Perhaps another fitting title for this blog posting could be something like "A hike to the "orange spot" . . . and beyond! :-)
You might have noticed the "orange spot" when driving northbound on U.S. 302 in the vicinity of the Davis Path. It's located high up in the ravine just a bit west and south of Mt. Crawford. This report describes a trek to that location, and beyond!
The red arrow points to the "orange spot", as seen from U.S. 302.
Probably most would agree that the views from Mt. Crawford are fabulous. And, because of these excellent views, hikers will often make it their sole destination for the day. However, there is really only one practical way to get there, which is to do the 5.0 mile round-trip hike from the Davis Path trailhead on U.S. 302. You ascend and descend via the same route. There is no loop-option available.
So, with the above in mind, I considered creating a loop by interjecting a bushwhack component to this trek. Please understand that I'm not touting this to be the greatest idea ever! Actually, I didn't even know whether my plan would work. However, I rationalized that it would be something fun to try, regardless of whether or not I succeeded.
My plan was to do a lollipop loop (about 5.7 miles round trip) by hiking the Davis Path to a certain point, and then leave the trail and head for the "orange spot". I would then continue up the headwall of the ravine to the ridge that extends westward from Mt. Crawford; head eastward along the ridge to the top of Mt. Crawford; then rejoin the Davis Path for the descent back to the trailhead.
The map shown below illustrates the route described above. My approximate bushwhack segment is shown in yellow, and the on-trail segment is shown in red.
|Map showing my route of travel|
Upon arriving at the "orange spot" I found that it consists of a massive field of scree and rock. From this location there is a view looking southward down the Saco River Valley.
|View from the "orange spot"|
There are a lot of ants on the "orange spot". And so, with tongue in cheek, I'll speculate that perhaps it's just one giant ant hill! :-)
|Just a few of the many ants on the "orange spot".|
After spending some time at the "orange spot", I had a decision to make. Should I "GO-ALL-THE-WAY" up the headwall for a touchdown! Or, should I simply call it a day? Although it was readily apparent that the headwall was steep, it was also apparent that there were still plenty of nice open woods for as far as I could see.

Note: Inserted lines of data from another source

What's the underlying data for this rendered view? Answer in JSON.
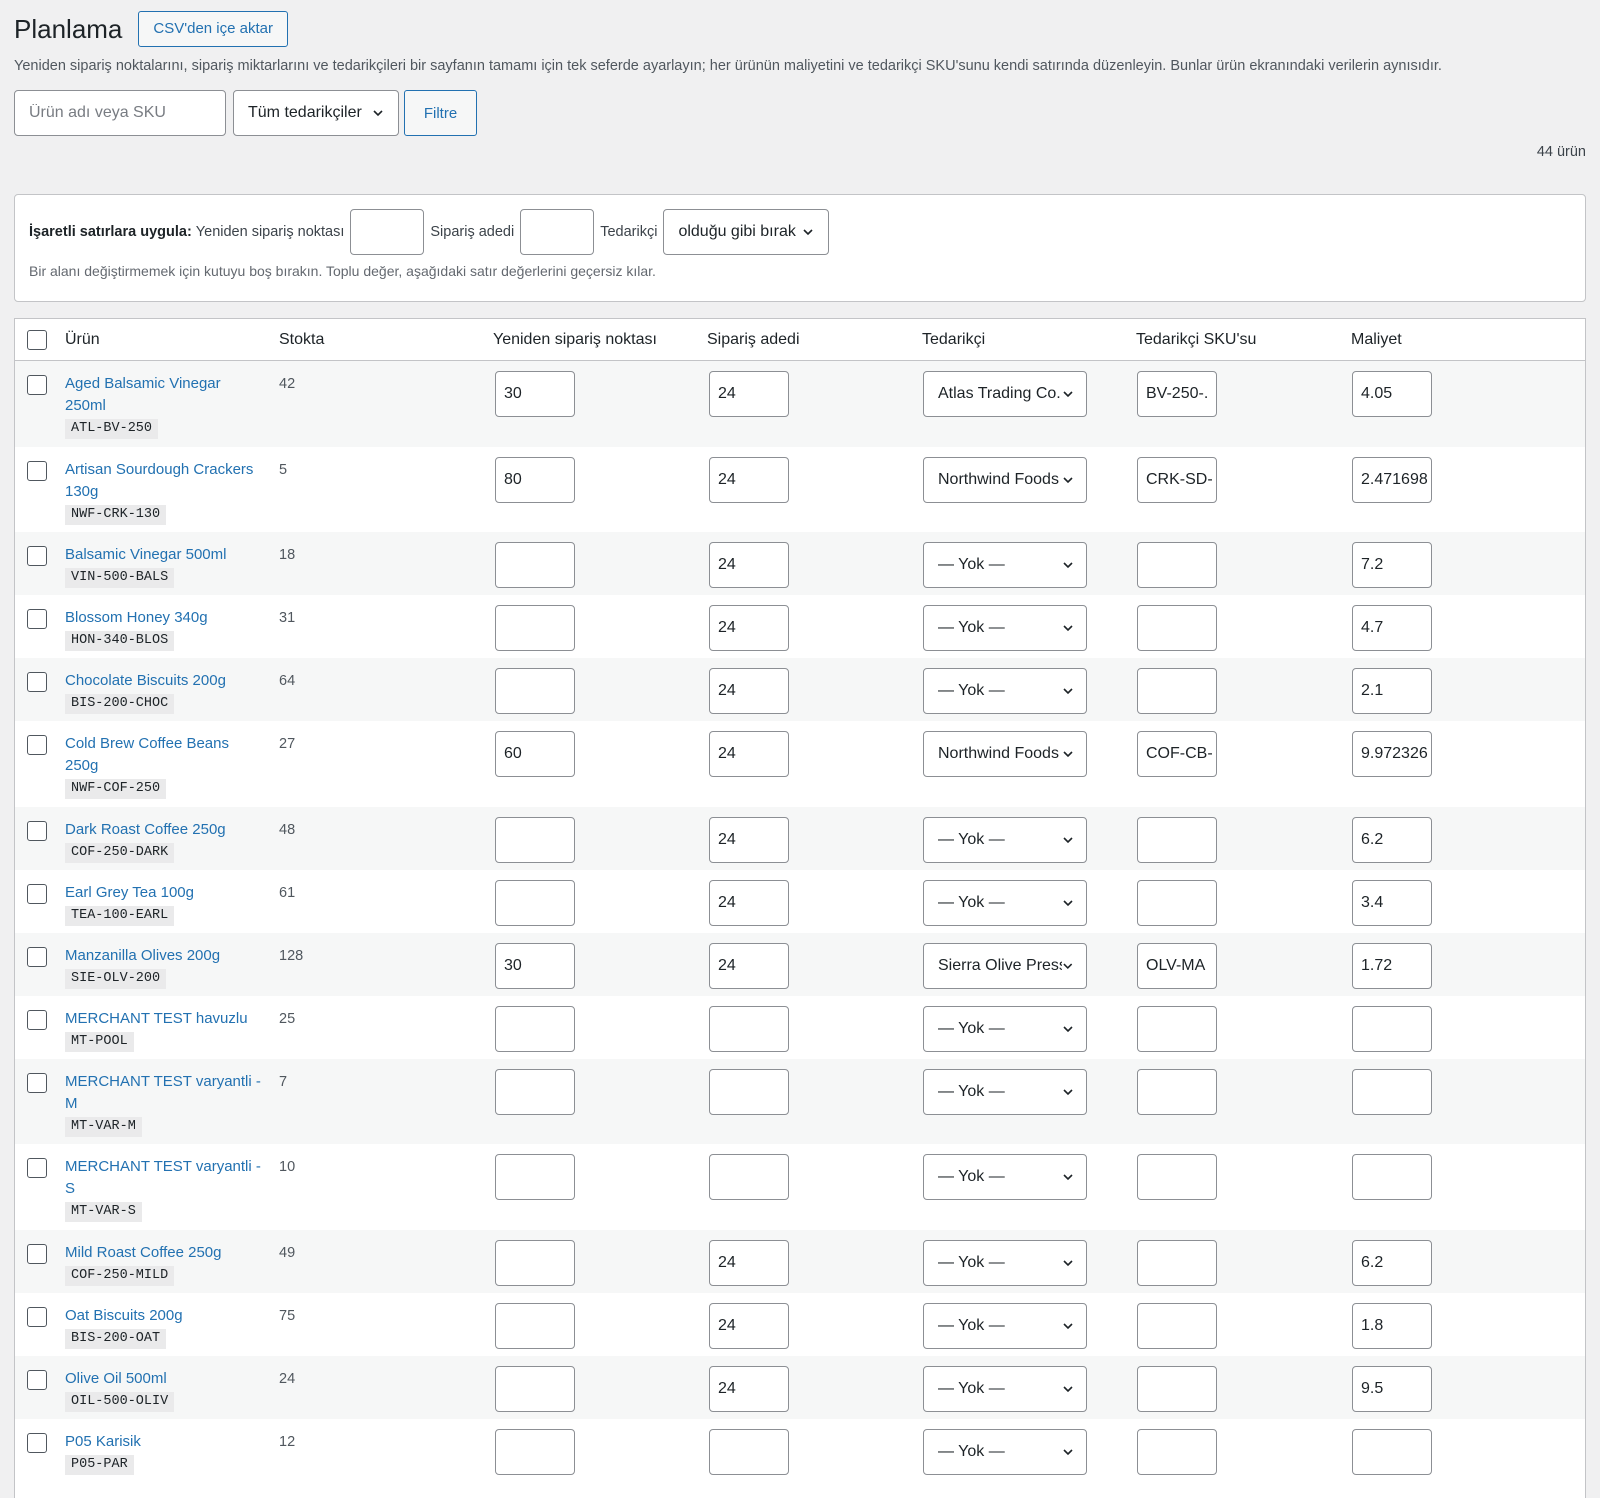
{
  "header": {
    "title": "Planlama",
    "import_button": "CSV'den içe aktar",
    "description": "Yeniden sipariş noktalarını, sipariş miktarlarını ve tedarikçileri bir sayfanın tamamı için tek seferde ayarlayın; her ürünün maliyetini ve tedarikçi SKU'sunu kendi satırında düzenleyin. Bunlar ürün ekranındaki verilerin aynısıdır."
  },
  "filters": {
    "search_placeholder": "Ürün adı veya SKU",
    "supplier_select": "Tüm tedarikçiler",
    "filter_button": "Filtre",
    "count": "44 ürün"
  },
  "bulk": {
    "label": "İşaretli satırlara uygula:",
    "reorder_label": "Yeniden sipariş noktası",
    "qty_label": "Sipariş adedi",
    "supplier_label": "Tedarikçi",
    "supplier_value": "olduğu gibi bırak",
    "hint": "Bir alanı değiştirmemek için kutuyu boş bırakın. Toplu değer, aşağıdaki satır değerlerini geçersiz kılar."
  },
  "table": {
    "columns": {
      "product": "Ürün",
      "stock": "Stokta",
      "reorder": "Yeniden sipariş noktası",
      "qty": "Sipariş adedi",
      "supplier": "Tedarikçi",
      "supplier_sku": "Tedarikçi SKU'su",
      "cost": "Maliyet"
    },
    "rows": [
      {
        "name": "Aged Balsamic Vinegar 250ml",
        "sku": "ATL-BV-250",
        "stock": "42",
        "reorder": "30",
        "qty": "24",
        "supplier": "Atlas Trading Co.",
        "supplier_sku": "BV-250-.",
        "cost": "4.05"
      },
      {
        "name": "Artisan Sourdough Crackers 130g",
        "sku": "NWF-CRK-130",
        "stock": "5",
        "reorder": "80",
        "qty": "24",
        "supplier": "Northwind Foods",
        "supplier_sku": "CRK-SD-",
        "cost": "2.471698"
      },
      {
        "name": "Balsamic Vinegar 500ml",
        "sku": "VIN-500-BALS",
        "stock": "18",
        "reorder": "",
        "qty": "24",
        "supplier": "— Yok —",
        "supplier_sku": "",
        "cost": "7.2"
      },
      {
        "name": "Blossom Honey 340g",
        "sku": "HON-340-BLOS",
        "stock": "31",
        "reorder": "",
        "qty": "24",
        "supplier": "— Yok —",
        "supplier_sku": "",
        "cost": "4.7"
      },
      {
        "name": "Chocolate Biscuits 200g",
        "sku": "BIS-200-CHOC",
        "stock": "64",
        "reorder": "",
        "qty": "24",
        "supplier": "— Yok —",
        "supplier_sku": "",
        "cost": "2.1"
      },
      {
        "name": "Cold Brew Coffee Beans 250g",
        "sku": "NWF-COF-250",
        "stock": "27",
        "reorder": "60",
        "qty": "24",
        "supplier": "Northwind Foods",
        "supplier_sku": "COF-CB-",
        "cost": "9.972326"
      },
      {
        "name": "Dark Roast Coffee 250g",
        "sku": "COF-250-DARK",
        "stock": "48",
        "reorder": "",
        "qty": "24",
        "supplier": "— Yok —",
        "supplier_sku": "",
        "cost": "6.2"
      },
      {
        "name": "Earl Grey Tea 100g",
        "sku": "TEA-100-EARL",
        "stock": "61",
        "reorder": "",
        "qty": "24",
        "supplier": "— Yok —",
        "supplier_sku": "",
        "cost": "3.4"
      },
      {
        "name": "Manzanilla Olives 200g",
        "sku": "SIE-OLV-200",
        "stock": "128",
        "reorder": "30",
        "qty": "24",
        "supplier": "Sierra Olive Press",
        "supplier_sku": "OLV-MA",
        "cost": "1.72"
      },
      {
        "name": "MERCHANT TEST havuzlu",
        "sku": "MT-POOL",
        "stock": "25",
        "reorder": "",
        "qty": "",
        "supplier": "— Yok —",
        "supplier_sku": "",
        "cost": ""
      },
      {
        "name": "MERCHANT TEST varyantli - M",
        "sku": "MT-VAR-M",
        "stock": "7",
        "reorder": "",
        "qty": "",
        "supplier": "— Yok —",
        "supplier_sku": "",
        "cost": ""
      },
      {
        "name": "MERCHANT TEST varyantli - S",
        "sku": "MT-VAR-S",
        "stock": "10",
        "reorder": "",
        "qty": "",
        "supplier": "— Yok —",
        "supplier_sku": "",
        "cost": ""
      },
      {
        "name": "Mild Roast Coffee 250g",
        "sku": "COF-250-MILD",
        "stock": "49",
        "reorder": "",
        "qty": "24",
        "supplier": "— Yok —",
        "supplier_sku": "",
        "cost": "6.2"
      },
      {
        "name": "Oat Biscuits 200g",
        "sku": "BIS-200-OAT",
        "stock": "75",
        "reorder": "",
        "qty": "24",
        "supplier": "— Yok —",
        "supplier_sku": "",
        "cost": "1.8"
      },
      {
        "name": "Olive Oil 500ml",
        "sku": "OIL-500-OLIV",
        "stock": "24",
        "reorder": "",
        "qty": "24",
        "supplier": "— Yok —",
        "supplier_sku": "",
        "cost": "9.5"
      },
      {
        "name": "P05 Karisik",
        "sku": "P05-PAR",
        "stock": "12",
        "reorder": "",
        "qty": "",
        "supplier": "— Yok —",
        "supplier_sku": "",
        "cost": ""
      }
    ]
  },
  "colors": {
    "background": "#f0f0f1",
    "accent": "#2271b1",
    "row_alt": "#f6f7f7"
  }
}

So, I decided what the heck! I calculated that it was only about 0.3 mile from the "orange spot" to the top of the ridge. It turned out to be a good decision since the woods and the terrain for that 0.3 mile were very conducive to bushwhacking. And although it was indeed very steep, I really don't think it was much steeper than many segments of the Davis Path.
Upon reaching the ridge, it wasn't long before I was "bushwhacking" along open ledges en route to Mt. Crawford. And as I traveled along the ridgeline, I began to experience fabulous views. Some of my personal favorites are shown in the photos below.
|Stairs Mountain at upper left; at bottom right is the massive ledge known as Crawford Dome (another fine bushwhacking destination).|
|Looking at Crawford Notch in the vicinity of Mt. Willey and Mt. Webster|
|The unmistakable pointy shape of Mt. Chocorua at top center of photo|
Once on the open ledges, I could see the summit of Mt. Crawford (see photo below). It was very odd to be approaching this peak from this direction!
|Approaching top of Mt. Crawford from its western ridge|
A couple of other things that were seen along my route of travel included a large garter snake (a very civil serpent), as well as a variety of fungi-type plants.
|A very civil serpent|
|A variety of fungi-type plants|
You might ask how long it took to do this loop. Well, if I deduct the chunk of time spent while stopping to look at stuff, take photos, snacks, etc., then I'd guesstimate that the actual hiking time was just under 4 hours.